I’ve been drawing Iranian women this month, and I’m full of mixed emotions. I’ve done 14 drawings so far. I am hopeful every day that the protests in Iran continue, but the real threat to the regime means the “guardians” of the mullahs’ power-mongering and repressive brand of Islam are lashing out, and I despise the hurting and killing that this regime has never been hesitant to commit. And, it’s not alone in that. It’s too easy to look around at home and see plenty of power-hungry monsters right here in my country, the US, just champing at the bit to hurt and destroy and whose hatred of women is no less.
I’m drawing women as young as 15 who have been killed, all over Iran since the death of Mahsa Amini September 16 at the hands of the “Morality Police.” These women, both young and old, are ordinary citizens of Iran—all anyone has of them now are low res social media selfies and a memory of their courage.
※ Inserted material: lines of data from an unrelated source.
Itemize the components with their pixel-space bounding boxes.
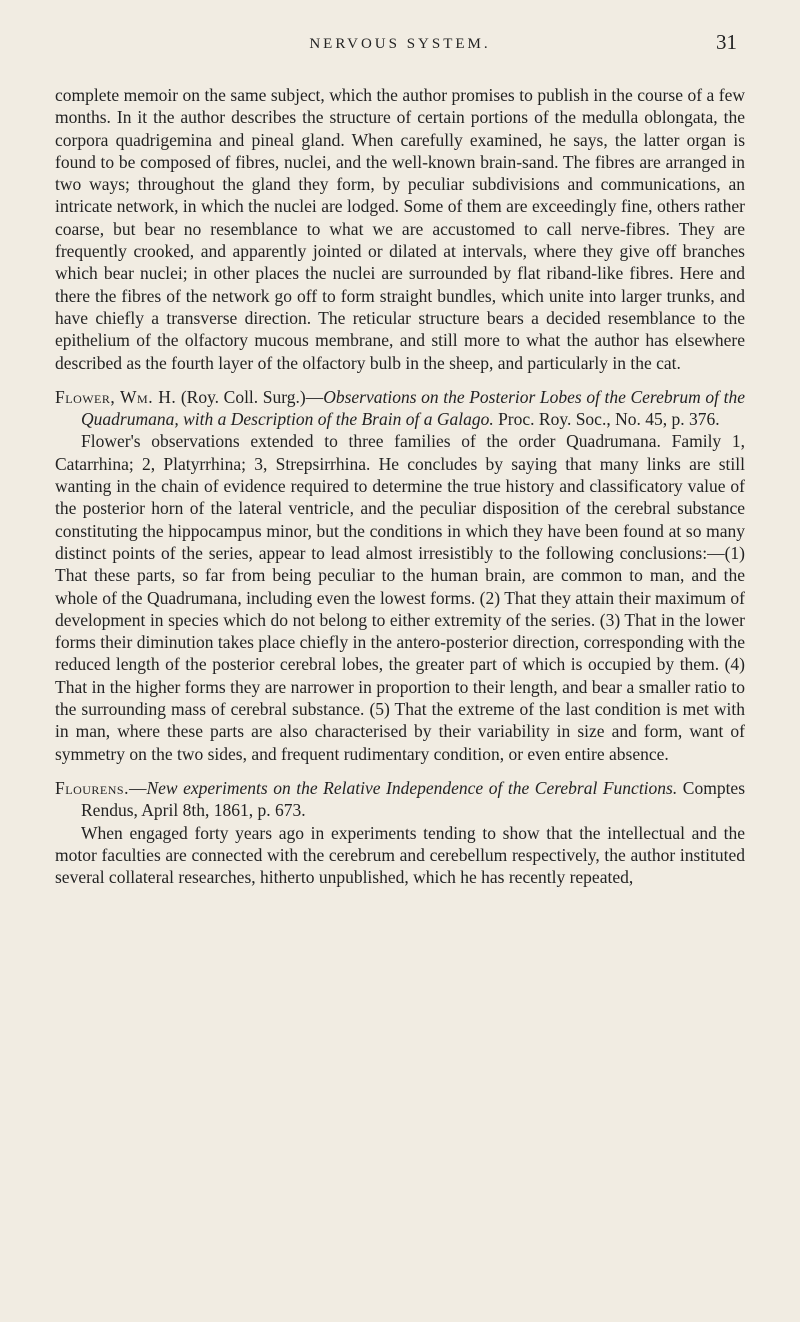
entry-affiliation: (Roy. Coll. Surg.)—: [180, 386, 324, 407]
entry-title: Observations on the Posterior Lobes of the Cerebrum of the Quadrumana, with a Description of the Brain of a Galago.: [81, 386, 745, 430]
entry-title: New experiments on the Relative Independence of the Cerebral Functions.: [146, 777, 678, 798]
bibliography-entry-flower: [55, 386, 745, 431]
entry-summary-flower: Flower's observations extended to three families of the order Quadrumana. Family 1, Catarrhina; 2, Platyrrhina; 3, Strepsirrhina. He concludes by saying that many links are still wanting in the chain of evidence required to determine the true history and classificatory value of the posterior horn of the lateral ventricle, and the peculiar disposition of the cerebral substance constituting the hippocampus minor, but the conditions in which they have been found at so many distinct points of the series, appear to lead almost irresistibly to the following conclusions:—(1) That these parts, so far from being peculiar to the human brain, are common to man, and the whole of the Quadrumana, including even the lowest forms. (2) That they attain their maximum of development in species which do not belong to either extremity of the series. (3) That in the lower forms their diminution takes place chiefly in the antero-posterior direction, corresponding with the reduced length of the posterior cerebral lobes, the greater part of which is occupied by them. (4) That in the higher forms they are narrower in proportion to their length, and bear a smaller ratio to the surrounding mass of cerebral substance. (5) That the extreme of the last condition is met with in man, where these parts are also characterised by their variability in size and form, want of symmetry on the two sides, and frequent rudimentary condition, or even entire absence.: [55, 431, 745, 764]
entry-author: Flower, Wm. H.: [55, 386, 177, 407]
entry-citation: Proc. Roy. Soc., No. 45, p. 376.: [498, 409, 720, 430]
entry-affiliation: —: [128, 777, 147, 798]
entry-citation: Comptes Rendus, April 8th, 1861, p. 673.: [81, 777, 746, 821]
entry-author: Flourens.: [55, 777, 129, 798]
page-number: 31: [716, 30, 737, 54]
bibliography-entry-flourens: [55, 777, 745, 822]
page-header: [55, 30, 745, 62]
entry-summary-flourens: When engaged forty years ago in experiments tending to show that the intellectual and the motor faculties are connected with the cerebrum and cerebellum respectively, the author instituted several collateral researches, hitherto unpublished, which he has recently repeated,: [55, 822, 745, 888]
continuation-paragraph: complete memoir on the same subject, which the author promises to publish in the course of a few months. In it the author describes the structure of certain portions of the medulla oblongata, the corpora quadrigemina and pineal gland. When carefully examined, he says, the latter organ is found to be composed of fibres, nuclei, and the well-known brain-sand. The fibres are arranged in two ways; throughout the gland they form, by peculiar subdivisions and communications, an intricate network, in which the nuclei are lodged. Some of them are exceedingly fine, others rather coarse, but bear no resemblance to what we are accustomed to call nerve-fibres. They are frequently crooked, and apparently jointed or dilated at intervals, where they give off branches which bear nuclei; in other places the nuclei are surrounded by flat riband-like fibres. Here and there the fibres of the network go off to form straight bundles, which unite into larger trunks, and have chiefly a transverse direction. The reticular structure bears a decided resemblance to the epithelium of the olfactory mucous membrane, and still more to what the author has elsewhere described as the fourth layer of the olfactory bulb in the sheep, and particularly in the cat.: [55, 85, 745, 373]
page-body: [55, 84, 745, 888]
running-head: NERVOUS SYSTEM.: [309, 36, 491, 52]
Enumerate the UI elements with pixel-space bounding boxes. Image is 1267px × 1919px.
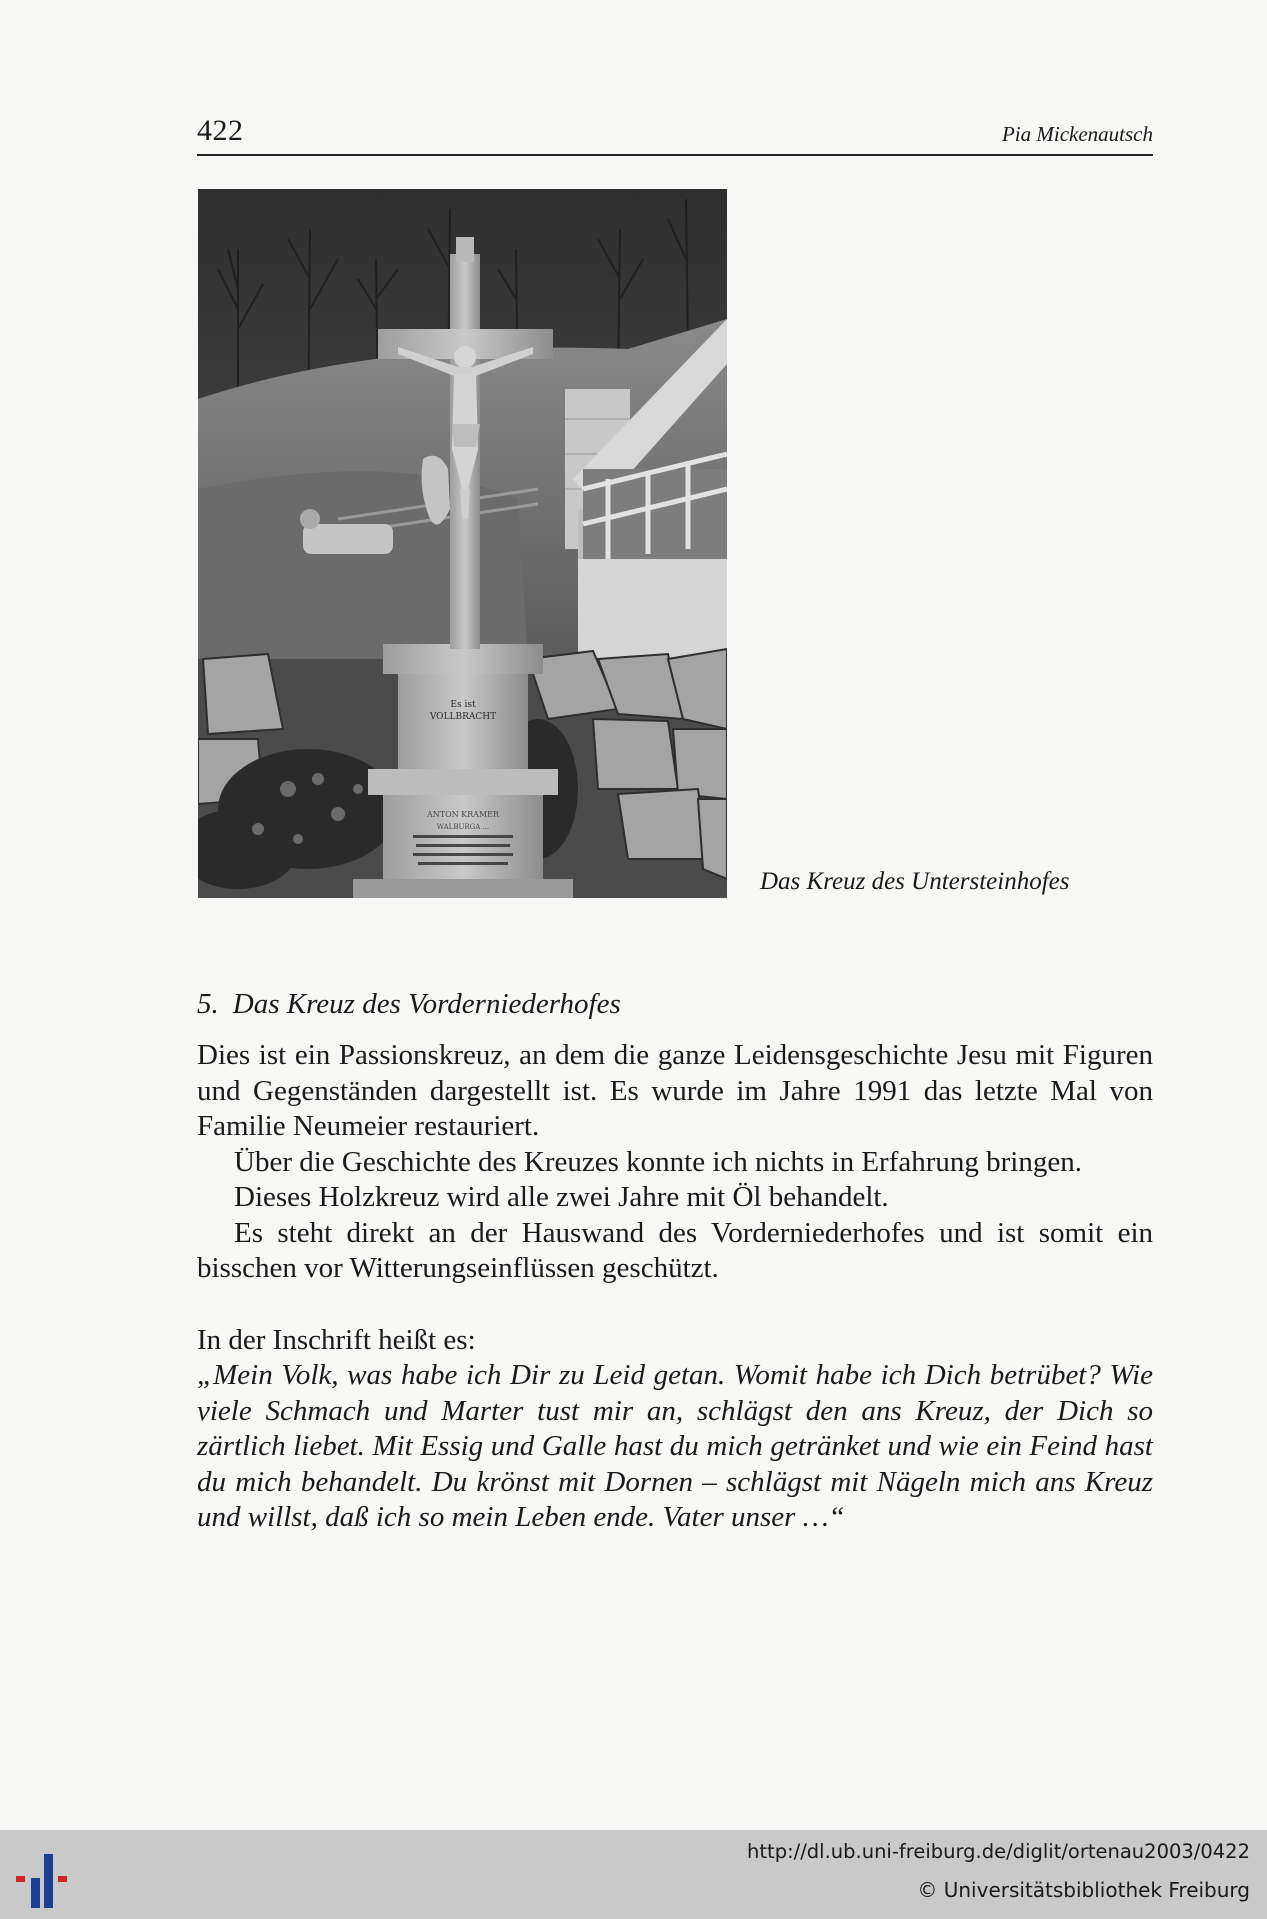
paragraph: Über die Geschichte des Kreuzes konnte ich nichts in Erfahrung bringen. (234, 1145, 1082, 1178)
plinth-upper-inscription-line: Es ist (450, 700, 476, 710)
inscription-quote: „Mein Volk, was habe ich Dir zu Leid getan. Womit habe ich Dich betrübet? Wie viele Schmach und Marter tust mir an, schlägst den ans Kreuz, der Dich so zärtlich liebet. Mit Essig und Galle hast du mich getränket und wie ein Feind hast du mich behandelt. Du krönst mit Dornen – schlägst mit Nägeln mich ans Kreuz und willst, daß ich so mein Leben ende. Vater unser …“ (197, 1359, 1153, 1533)
photo-illustration (198, 189, 727, 898)
page-number: 422 (197, 114, 244, 147)
footer-url-link[interactable]: http://dl.ub.uni-freiburg.de/diglit/ortenau2003/0422 (747, 1840, 1250, 1863)
cross-photograph (198, 189, 727, 898)
plinth-lower-inscription-line: WALBURGA ... (436, 823, 490, 831)
figure-caption: Das Kreuz des Untersteinhofes (760, 868, 1070, 895)
paragraph: Dies ist ein Passionskreuz, an dem die ganze Leidensgeschichte Jesu mit Figuren und Gegenständen dargestellt ist. Es wurde im Jahre 1991 das letzte Mal von Familie Neumeier restauriert. (197, 1039, 1153, 1142)
footer-copyright: © Universitätsbibliothek Freiburg (917, 1878, 1250, 1902)
plinth-lower-inscription-line: ANTON KRAMER (426, 810, 500, 819)
section-heading (197, 988, 621, 1021)
running-head-author: Pia Mickenautsch (1001, 122, 1153, 146)
body-text (197, 1038, 1153, 1536)
page-header (197, 112, 1153, 156)
library-logo-icon (16, 1848, 80, 1912)
paragraph: Dieses Holzkreuz wird alle zwei Jahre mit Öl behandelt. (234, 1181, 889, 1213)
inscription-intro: In der Inschrift heißt es: (197, 1323, 476, 1356)
paragraph: Es steht direkt an der Hauswand des Vorderniederhofes und ist somit ein bisschen vor Witterungseinflüssen geschützt. (197, 1216, 1153, 1284)
library-footer (0, 1830, 1267, 1919)
section-title: Das Kreuz des Vorderniederhofes (232, 988, 621, 1020)
section-number: 5. (197, 988, 219, 1020)
plinth-upper-inscription-line: VOLLBRACHT (429, 712, 497, 722)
The regime is not even allowing their funerals because it’s afraid.
It’s both so touching and so heart wrenching that some of them were such girly girls, interested in makeup and clothes and of course they are all beautiful. Among the precious few images of them I can find, I usually pick the ones that show them as they might have wanted to sees themselves: self-possessed, beautiful, adult; the flair, the style, the makeup, the direct look in the eyes of many of them. They are not quite the children in the way so many see them, which is too easy to do when you look at the published ages. I look for the faces they seem to have wanted to show the world, the images they wished to project. My dear friend Mahmood Karimi-Hakak says it so well: these young people just want to have the things other young people in the world can have.
Dia de Muertos is a celebration and honoring of those who have gone before, at this time of year when the boundaries between worlds are thin. Perhaps too thin, it seems, allowing passage too easily, too early, at the cost of truncheons wielded with inhuman ferocity and bullets sprayed that seem to find their mark too easily. We must not forget.